Ministers have “no intention of altering” regulations on tremors caused by fracking which have repeatedly halted work in Lancashire, it has emerged.
Shale firm Cuadrilla has called for the relaxation of the rules which have forced the company to pause fracking in Lancashire on a number of occasions when seismic activity above thresholds in the “traffic light system” have occurred.
But a letter from Energy and Clean Growth Minister Claire Perry, obtained through a Freedom of Information request by Greenpeace’s investigative news team Unearthed, indicates the Government is standing firm on the regulations.
Writing to Cuadrilla chief executive Francis Egan after he called for an urgent review of the system which halts work when tremors above 0.5 local magnitude are detected, Ms Perry reiterated her backing for shale gas.
But she wrote: “While I hope the industry can thrive in the years ahead, I have always been clear that any shale developments must be safe and environmentally sound.”
She said the company’s hydraulic fracture plan was developed and reviewed over several months with reference to existing regulations “and at no point did you communicate that it would not be possible to proceed without a change in regulations”.

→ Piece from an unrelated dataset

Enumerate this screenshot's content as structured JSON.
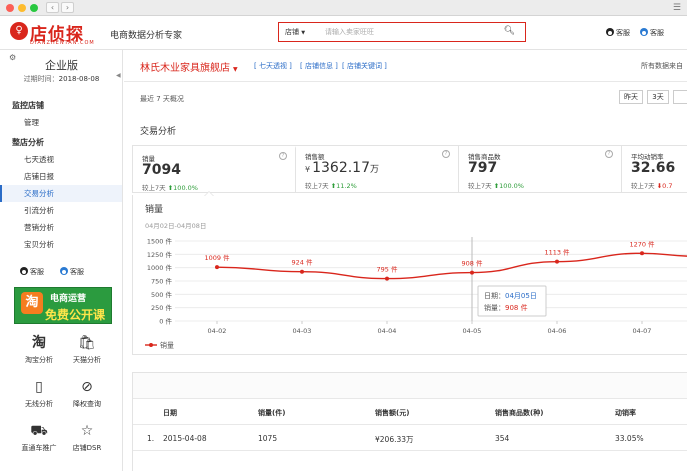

And she concluded: “The Government believes the current system is fit for purpose and has no intention of altering it.”
A number of tremors have been detected that breach the threshold since the controversial process began at Preston New Road on October 15.
In December, a 1.5 local magnitude quake was recorded which was felt in Blackpool.
Dr Doug Parr, chief scientist for Greenpeace UK, said: “After years of bending over backwards to pander to this industry’s every wish, the Government’s patience with fracking seems to be wearing thin.
“It makes no sense for ministers to fritter away more political capital on an industry which has produced no energy whatsoever and looks increasing unlikely ever to do so.
“Despite the minister’s warm words about fracking’s potential, the message this letter delivers is that there’s a limit to the unpopularity the Government is willing to court to sort out Cuadrilla’s problems.”
He called for ministers to reverse their support for shale and speed up a clean energy infrastructure programme for the UK.
A spokesman for Cuadrilla said: “We’re obviously aware of the letter which was received in November and the Government’s position on the traffic light system.
“We have worked within the system during recent hydraulic fracturing at Preston New Road and as a result have a unique data set of information and operating experience.
“We are now flow-testing the well that has been fractured and are continuing operations as planned.”